More soldiers committed suicide this year than in any year for which we have complete records. But the military is now able to meet its recruitment goals because the young men and women who are signing up can’t find jobs in civilian life. The United States is broken — school systems are deteriorating, the economy is in shambles, homelessness and poverty rates are expanding — yet we’re nation-building in Afghanistan, sending economically distressed young people over there by the tens of thousands at an annual cost of a million dollars each.
But my true tendency in this regard is toward moral absolutism: Thou shalt not kill. Period. Ever. Gandhi, Jesus, Dr. King, Mother Teresa. Which divides me from all my just-war, pragmatic friends--and even divides me from myself, when I think of what I'd do, without hesitation, to someone who tried to hurt my son, or in other morally vexed situations. It's an issue that confuses me.
Because I didn't want to keep this huge concern, which compels me so obsessively and which matters to all of us, an absent signifier here on the blog, I thought I'd share my current private reading list with you, in case you're interested:
Political scientist Darius Rejali's Torture and Democracy (Princeton UP, 2009) investigates the connections between forms of torture and forms of government. It's a harrowing read, and huge. It's taking me forever to get through it, in part because it is so upsetting and I have a painfully vivid imagination. I have to set it aside sometimes.
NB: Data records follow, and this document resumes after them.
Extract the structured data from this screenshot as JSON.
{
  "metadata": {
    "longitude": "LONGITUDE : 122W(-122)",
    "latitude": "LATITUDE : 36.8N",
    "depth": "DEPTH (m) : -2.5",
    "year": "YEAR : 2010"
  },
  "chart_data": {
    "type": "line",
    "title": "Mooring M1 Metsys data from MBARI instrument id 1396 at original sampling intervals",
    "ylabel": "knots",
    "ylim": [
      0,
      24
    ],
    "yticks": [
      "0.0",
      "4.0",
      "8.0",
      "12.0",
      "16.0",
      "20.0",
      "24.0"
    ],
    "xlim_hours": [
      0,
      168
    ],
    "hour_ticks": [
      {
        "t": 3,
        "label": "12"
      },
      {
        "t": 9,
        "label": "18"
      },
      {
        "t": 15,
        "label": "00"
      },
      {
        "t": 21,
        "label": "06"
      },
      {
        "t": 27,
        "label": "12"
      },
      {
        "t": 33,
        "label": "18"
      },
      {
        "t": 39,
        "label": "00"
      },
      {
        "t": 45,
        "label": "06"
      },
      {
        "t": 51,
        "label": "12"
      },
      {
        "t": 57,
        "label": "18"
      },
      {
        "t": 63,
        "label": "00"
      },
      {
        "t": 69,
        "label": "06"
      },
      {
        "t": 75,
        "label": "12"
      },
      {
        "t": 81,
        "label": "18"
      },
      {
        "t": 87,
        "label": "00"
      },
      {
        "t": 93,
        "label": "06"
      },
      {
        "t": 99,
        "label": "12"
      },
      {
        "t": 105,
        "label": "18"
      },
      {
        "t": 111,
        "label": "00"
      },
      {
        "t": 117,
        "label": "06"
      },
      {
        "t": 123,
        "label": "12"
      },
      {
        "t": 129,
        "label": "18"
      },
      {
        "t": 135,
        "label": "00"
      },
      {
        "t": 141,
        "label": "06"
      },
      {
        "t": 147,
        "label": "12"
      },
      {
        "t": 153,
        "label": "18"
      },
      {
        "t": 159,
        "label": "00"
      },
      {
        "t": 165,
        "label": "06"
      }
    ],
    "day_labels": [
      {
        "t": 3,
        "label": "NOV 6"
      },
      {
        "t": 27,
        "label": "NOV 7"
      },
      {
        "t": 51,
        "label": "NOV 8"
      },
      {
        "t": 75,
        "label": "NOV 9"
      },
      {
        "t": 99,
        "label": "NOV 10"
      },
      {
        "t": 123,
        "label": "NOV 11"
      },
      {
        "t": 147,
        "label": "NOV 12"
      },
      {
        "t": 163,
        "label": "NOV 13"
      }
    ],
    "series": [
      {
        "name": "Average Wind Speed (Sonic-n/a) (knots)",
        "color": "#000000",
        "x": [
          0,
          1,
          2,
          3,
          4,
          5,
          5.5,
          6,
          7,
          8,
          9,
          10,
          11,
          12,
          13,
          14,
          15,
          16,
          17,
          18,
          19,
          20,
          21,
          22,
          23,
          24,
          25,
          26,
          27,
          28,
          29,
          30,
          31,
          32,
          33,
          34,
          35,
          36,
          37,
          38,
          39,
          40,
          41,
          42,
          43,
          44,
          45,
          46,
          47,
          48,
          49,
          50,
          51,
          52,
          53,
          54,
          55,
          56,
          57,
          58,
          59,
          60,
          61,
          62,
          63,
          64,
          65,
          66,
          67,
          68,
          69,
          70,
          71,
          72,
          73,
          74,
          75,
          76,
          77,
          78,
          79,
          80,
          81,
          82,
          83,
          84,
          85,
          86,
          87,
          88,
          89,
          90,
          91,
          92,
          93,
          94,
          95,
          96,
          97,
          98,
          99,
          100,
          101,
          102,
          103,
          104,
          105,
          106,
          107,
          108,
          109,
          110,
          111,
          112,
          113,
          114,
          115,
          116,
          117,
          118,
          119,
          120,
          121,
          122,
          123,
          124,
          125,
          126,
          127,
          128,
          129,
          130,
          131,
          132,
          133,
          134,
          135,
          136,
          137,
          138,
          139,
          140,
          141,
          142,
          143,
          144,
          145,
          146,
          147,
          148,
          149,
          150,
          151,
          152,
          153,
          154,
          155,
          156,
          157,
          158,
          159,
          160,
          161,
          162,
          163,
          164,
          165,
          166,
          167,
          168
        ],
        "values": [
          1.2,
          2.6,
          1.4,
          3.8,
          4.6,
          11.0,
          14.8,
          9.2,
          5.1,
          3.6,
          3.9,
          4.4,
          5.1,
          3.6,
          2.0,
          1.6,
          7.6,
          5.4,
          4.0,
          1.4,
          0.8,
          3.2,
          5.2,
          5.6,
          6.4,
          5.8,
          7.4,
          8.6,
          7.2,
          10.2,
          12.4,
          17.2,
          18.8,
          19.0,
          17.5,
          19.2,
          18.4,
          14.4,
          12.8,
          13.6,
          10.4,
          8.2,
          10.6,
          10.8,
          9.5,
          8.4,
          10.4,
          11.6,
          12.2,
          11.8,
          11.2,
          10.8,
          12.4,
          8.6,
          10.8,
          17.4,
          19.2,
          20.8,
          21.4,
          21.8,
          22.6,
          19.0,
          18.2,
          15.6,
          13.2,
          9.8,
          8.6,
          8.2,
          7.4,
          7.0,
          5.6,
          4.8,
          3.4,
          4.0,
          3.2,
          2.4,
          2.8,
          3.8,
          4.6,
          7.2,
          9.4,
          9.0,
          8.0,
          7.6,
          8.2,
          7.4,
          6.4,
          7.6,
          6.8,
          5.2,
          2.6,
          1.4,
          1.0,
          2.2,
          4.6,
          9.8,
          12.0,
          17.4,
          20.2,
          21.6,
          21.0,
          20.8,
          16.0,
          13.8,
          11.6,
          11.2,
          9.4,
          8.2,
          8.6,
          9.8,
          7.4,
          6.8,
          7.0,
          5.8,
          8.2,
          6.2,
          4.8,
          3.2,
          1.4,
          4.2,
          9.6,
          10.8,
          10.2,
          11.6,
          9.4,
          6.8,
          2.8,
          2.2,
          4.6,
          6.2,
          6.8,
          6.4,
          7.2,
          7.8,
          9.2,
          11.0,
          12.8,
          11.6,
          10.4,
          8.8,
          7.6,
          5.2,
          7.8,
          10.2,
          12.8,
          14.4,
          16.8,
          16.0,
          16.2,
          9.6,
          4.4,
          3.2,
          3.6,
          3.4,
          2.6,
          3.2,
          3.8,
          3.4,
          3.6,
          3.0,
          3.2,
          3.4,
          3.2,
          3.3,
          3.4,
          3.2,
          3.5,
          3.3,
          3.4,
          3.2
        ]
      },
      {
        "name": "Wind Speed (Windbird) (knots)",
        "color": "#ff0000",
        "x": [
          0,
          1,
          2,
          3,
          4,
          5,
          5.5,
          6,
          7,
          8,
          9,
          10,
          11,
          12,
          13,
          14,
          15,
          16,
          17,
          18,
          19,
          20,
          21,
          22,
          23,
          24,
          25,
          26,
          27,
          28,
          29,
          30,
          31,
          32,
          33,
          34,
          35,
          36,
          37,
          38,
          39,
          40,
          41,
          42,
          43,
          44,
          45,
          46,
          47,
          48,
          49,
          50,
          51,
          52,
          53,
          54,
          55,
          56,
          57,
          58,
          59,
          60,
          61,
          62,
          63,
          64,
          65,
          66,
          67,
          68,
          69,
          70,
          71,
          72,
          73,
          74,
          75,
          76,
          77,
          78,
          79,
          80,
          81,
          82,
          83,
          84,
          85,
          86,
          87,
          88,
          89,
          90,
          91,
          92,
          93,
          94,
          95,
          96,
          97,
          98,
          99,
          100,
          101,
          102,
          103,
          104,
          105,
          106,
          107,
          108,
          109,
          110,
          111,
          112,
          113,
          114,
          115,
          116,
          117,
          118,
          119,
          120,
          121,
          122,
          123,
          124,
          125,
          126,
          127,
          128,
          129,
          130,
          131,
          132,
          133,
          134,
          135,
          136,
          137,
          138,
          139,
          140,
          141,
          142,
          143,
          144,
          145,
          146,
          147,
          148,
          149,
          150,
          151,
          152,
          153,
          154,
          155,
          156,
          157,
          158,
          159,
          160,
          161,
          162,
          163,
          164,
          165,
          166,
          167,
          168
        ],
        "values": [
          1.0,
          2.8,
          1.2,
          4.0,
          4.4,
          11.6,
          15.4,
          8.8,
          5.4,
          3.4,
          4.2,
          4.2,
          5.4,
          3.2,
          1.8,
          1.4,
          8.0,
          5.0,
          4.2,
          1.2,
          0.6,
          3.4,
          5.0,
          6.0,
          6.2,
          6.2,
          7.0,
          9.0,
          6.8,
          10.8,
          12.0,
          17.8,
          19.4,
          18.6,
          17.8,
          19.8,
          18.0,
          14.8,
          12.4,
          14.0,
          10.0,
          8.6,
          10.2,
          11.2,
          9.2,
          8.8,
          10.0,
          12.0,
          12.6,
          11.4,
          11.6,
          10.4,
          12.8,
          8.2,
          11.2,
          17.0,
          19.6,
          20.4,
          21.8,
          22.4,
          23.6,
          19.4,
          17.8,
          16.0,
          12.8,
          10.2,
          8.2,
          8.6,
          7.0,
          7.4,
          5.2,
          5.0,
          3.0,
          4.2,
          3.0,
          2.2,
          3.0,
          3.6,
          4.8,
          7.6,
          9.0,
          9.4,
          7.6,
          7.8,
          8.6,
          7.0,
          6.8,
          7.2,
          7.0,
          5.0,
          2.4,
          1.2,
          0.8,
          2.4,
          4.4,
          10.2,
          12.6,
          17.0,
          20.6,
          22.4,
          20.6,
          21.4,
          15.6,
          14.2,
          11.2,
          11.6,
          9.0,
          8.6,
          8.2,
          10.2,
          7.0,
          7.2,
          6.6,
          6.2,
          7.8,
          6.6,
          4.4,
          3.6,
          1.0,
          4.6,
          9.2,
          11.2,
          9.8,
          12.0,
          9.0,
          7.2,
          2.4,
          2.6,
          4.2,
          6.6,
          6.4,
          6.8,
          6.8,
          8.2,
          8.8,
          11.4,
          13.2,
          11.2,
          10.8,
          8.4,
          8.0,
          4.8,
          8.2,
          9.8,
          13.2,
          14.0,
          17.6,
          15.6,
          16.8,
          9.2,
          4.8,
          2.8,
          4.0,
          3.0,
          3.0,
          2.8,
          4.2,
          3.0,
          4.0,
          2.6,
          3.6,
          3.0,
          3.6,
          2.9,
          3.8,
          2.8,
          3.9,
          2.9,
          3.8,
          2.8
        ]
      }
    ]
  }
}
Ethicist Jonathan Glover's Humanity: A Moral HIstory of the Twentieth Century analyzes wars and genocides in terms of the various psychological mechanisms that enable people to kill other people--and looks at what kinds of moments disrupt the human ability to do so.
Political scientists Michael Hardt and Antonio Negri's Multitude: War and Democracy in the Age of Empire (Penguin, 2004) is the most hopeful of the lot, because Hardt and Negri see possibilities for global networks that resist the state of permanent war and offer truly democratic alternatives.
Not exactly light reading, but they're helping me understand the things that most baffle my heart.